The black market is not fueled by counterfeiting but by multiple official copies of individual certificates. In Puerto Rico, it is customary to hand over an official birth certificate to register for school or sports leagues.

“We have filed away in unsecure locations tens of millions of live valid birth certificates,” says Kenneth McClintock, Puerto Rico’s secretary of State, who says he used to buy five birth certificates at a time for his children from the Vital Statistics Record Office. Although drastic, he says, the measure to invalidate millions of documents was necessary. “We can take care of the public school records, although it would be difficult. But what about your volleyball coach who died last week and left in her garage a cardboard box with 237 records of her past team members?”

Stolen documents

The new law forbids institutions such as schools from keeping official copies of a birth certificate.

In 2008, federal agents confiscated 14,000 stolen birth certificates in an investigation that resulted in five convictions, says Ivan Ortiz, a spokesman for the federal Immigrations and Customs Enforcement agency in Puerto Rico.

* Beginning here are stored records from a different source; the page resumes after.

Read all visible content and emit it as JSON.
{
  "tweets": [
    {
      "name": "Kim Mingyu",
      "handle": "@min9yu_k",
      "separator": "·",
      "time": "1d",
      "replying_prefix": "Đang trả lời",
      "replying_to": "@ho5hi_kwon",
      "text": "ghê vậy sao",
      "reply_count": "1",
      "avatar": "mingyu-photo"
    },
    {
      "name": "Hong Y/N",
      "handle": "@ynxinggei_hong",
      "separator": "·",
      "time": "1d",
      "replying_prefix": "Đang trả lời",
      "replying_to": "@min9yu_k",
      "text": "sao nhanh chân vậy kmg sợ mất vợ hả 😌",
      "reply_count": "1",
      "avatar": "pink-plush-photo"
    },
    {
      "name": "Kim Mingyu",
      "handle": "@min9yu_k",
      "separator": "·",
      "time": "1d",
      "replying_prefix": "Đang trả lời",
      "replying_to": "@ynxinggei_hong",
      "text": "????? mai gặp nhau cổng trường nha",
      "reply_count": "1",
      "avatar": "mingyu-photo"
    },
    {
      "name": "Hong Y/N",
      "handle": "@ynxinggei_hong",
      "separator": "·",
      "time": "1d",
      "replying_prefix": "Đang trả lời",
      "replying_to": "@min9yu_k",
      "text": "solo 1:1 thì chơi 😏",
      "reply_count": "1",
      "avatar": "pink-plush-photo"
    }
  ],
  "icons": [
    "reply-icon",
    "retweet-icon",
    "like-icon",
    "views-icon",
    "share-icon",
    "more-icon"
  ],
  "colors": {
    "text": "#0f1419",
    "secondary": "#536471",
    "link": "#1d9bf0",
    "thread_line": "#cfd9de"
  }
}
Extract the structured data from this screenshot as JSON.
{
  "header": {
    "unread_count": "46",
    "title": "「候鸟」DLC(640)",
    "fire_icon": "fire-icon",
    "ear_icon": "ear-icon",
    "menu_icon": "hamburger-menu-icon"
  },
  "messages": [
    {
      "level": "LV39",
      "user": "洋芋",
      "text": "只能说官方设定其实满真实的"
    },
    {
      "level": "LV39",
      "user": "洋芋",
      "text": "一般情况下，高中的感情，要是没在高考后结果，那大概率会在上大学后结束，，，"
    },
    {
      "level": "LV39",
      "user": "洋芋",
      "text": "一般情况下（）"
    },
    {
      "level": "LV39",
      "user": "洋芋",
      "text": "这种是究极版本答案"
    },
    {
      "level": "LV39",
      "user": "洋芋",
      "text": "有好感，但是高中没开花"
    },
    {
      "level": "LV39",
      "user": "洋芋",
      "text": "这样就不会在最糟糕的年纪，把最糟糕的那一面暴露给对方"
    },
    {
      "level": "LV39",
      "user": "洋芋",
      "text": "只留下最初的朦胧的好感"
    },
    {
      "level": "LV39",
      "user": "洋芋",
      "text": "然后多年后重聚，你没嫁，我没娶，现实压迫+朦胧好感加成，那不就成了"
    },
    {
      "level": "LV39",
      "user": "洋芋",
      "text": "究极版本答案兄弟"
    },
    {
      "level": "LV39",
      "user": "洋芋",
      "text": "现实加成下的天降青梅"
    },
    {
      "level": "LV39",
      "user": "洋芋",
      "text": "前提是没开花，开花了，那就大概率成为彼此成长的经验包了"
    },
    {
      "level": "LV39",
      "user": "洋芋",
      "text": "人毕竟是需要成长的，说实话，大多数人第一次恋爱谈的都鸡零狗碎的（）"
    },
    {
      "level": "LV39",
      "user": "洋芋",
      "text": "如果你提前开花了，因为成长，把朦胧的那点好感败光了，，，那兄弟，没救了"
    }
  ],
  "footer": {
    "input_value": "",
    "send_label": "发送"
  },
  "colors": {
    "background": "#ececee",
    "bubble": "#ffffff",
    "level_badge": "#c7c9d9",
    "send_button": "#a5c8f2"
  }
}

In a previous case, birth certificates were bought from drug addicts for $25 and then sent to the U.S. mainland to be sold for $5,000 each. “I don’t know if the new law is going to shut this down, but it will definitely make it more difficult to obtain an original of this document,” Ortiz says.

{snip}

In the wake of Arizona’s anti-illegal-immigration law, some Puerto Ricans aren’t happy to have any change in their identity papers. “Every Spanish-speaking person, everybody who looks Latin is suddenly suspect,” says Cesar Perales of the advocacy group LatinoJustice PRLDEF (Puerto Rican Legal Defense and Education Fund.) “So to decide that this is the time to change Puerto Rican birth certificates is not a good idea at the very least.”